Stripe Webhook Retries: A Production Guide

When your server is down and Stripe fires a payment_intent.succeeded, what happens to the event? Does Stripe retry forever? For how long? And how do you reconcile the events you missed?

This is the single most common question I hear from developers integrating Stripe — and it matters because a webhook you fail to process is revenue your product can't act on. A customer just paid. Your fulfillment job never fires. Their dashboard never updates.

TL;DR

Stripe retries for 3 days with exponential backoff, then stops forever
Return 200 fast, do work async, log every event before processing, be idempotent
If you don't have time to build all of this, a webhook relay gives you retry + log + replay with a single URL change

How Stripe retries

Stripe expects your webhook endpoint to return a 2xx status code within 30 seconds. Anything else — including timeouts, 5xx, or network failures — counts as a failed delivery.

On failure, Stripe retries the event. The retry schedule is exponential backoff up to 3 days:

First retry: within minutes
Next retries: increasingly spaced out
Final window: around 72 hours from the original event

After 3 days, Stripe marks the event as failed and stops retrying. It does not wake you up. It does not send a fallback email. The event is simply gone from your delivery queue — though you can still see it in the Stripe Dashboard under Developers → Events.

The three failure modes that bite

1. Your endpoint is slow. Stripe counts any response >30s as a failure. If your webhook handler synchronously writes to a slow database, syncs to Salesforce, and sends a customer email, you're flirting with the timeout on every event.

2. Your deploy window. Your server restarts during a deploy, misses ~10 events, and comes back up. Stripe retries those events — but only up to 3 days. If you don't catch it, those events silently die.
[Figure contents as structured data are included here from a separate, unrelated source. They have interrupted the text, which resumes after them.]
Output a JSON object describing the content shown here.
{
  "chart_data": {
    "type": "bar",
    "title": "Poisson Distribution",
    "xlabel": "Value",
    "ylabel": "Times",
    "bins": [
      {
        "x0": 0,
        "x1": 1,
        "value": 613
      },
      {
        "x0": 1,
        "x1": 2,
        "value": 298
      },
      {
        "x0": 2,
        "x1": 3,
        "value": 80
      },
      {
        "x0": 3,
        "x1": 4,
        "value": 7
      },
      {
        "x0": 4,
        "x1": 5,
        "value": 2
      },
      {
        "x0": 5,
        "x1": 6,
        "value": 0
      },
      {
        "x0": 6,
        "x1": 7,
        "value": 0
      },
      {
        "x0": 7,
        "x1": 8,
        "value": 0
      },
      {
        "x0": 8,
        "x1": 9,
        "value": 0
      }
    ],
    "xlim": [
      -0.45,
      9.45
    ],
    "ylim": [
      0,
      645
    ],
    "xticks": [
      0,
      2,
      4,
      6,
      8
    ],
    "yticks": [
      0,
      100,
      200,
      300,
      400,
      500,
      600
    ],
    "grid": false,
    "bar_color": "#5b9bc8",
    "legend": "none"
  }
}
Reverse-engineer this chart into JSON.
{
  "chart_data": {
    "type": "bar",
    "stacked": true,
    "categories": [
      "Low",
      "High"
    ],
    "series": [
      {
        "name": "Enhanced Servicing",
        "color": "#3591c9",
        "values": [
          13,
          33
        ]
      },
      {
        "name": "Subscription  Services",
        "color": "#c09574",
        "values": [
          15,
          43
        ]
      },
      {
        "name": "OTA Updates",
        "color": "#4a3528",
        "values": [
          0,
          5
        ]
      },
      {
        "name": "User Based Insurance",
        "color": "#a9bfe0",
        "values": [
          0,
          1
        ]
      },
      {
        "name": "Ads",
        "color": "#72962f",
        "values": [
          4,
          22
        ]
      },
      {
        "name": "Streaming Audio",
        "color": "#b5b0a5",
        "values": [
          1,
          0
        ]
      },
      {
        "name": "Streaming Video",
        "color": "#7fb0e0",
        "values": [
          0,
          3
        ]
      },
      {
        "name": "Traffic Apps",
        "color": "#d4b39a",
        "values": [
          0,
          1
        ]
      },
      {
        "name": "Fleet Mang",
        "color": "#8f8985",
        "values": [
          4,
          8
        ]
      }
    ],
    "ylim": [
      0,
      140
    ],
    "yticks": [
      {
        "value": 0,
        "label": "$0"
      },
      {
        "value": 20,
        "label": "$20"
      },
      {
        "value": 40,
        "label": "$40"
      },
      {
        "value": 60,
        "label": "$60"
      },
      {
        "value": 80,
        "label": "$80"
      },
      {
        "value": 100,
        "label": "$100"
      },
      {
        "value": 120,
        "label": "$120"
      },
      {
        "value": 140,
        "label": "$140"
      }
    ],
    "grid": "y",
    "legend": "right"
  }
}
3. A bug eats 500s. You push a deploy that throws on a specific event type. Stripe retries, but it keeps hitting the same error. After 3 days Stripe gives up. Now you have a quiet data gap.

In all three cases, Stripe is doing the right thing. The failure is in your side of the pipe.

Four things production-grade integrations do

1. Return 200 fast, do the work async

Don't do heavy work in the webhook handler. Accept the event, write it to a queue or durable log, return 200, and process asynchronously. This keeps you far from the 30-second timeout and decouples delivery from business logic.

export async function POST(req: Request) {
  const event = await verifyStripeSignature(req);
  await queue.publish(event);   // durable write
  return new Response(null, { status: 200 });
}

2. Log every event before processing

Persist the raw payload + headers before you touch business logic. If your logic throws, you can replay from the log. Stripe only keeps failed-delivery events for 3 days — your log is the only thing that lets you recover after that window.

3. Idempotency on your side

Stripe sends the same event.id on retries. Your handler must be idempotent: if you've already processed evt_1H..., don't process it again. A simple pattern:

INSERT INTO processed_events (stripe_event_id, processed_at)
VALUES ($1, NOW())
ON CONFLICT (stripe_event_id) DO NOTHING;

If the insert returns 0 rows affected, you've seen this event before. Skip.

4. Alerting on failures

If 5 events in a row fail, you want to know within minutes — not when a customer emails support. Track consecutive failures and page yourself.

Where AnyHook fits

AnyHook sits in front of your server and solves this at the transport layer. You point Stripe at in.anyhook.net/you/stripe instead of your origin, and we:

Return 200 to Stripe in <50ms — so the 30-second window is never a problem
Log every event with full headers and body, encrypted at rest
Retry with exponential backoff for longer than Stripe does, with per-plan retry counts
One-click replay — if your server was down for an hour, replay the events from the last hour with one click. Replays don't count against your quota
Alerting on failure streaks — we email you at 1, 5, and 20 consecutive failures, and auto-pause after 20 to stop retry storms

No SDK. No code changes. One URL swap.

Takeaway

If you're losing Stripe events today, the fix is usually not "bigger retries" — it's persistence before processing so you always have something to replay from.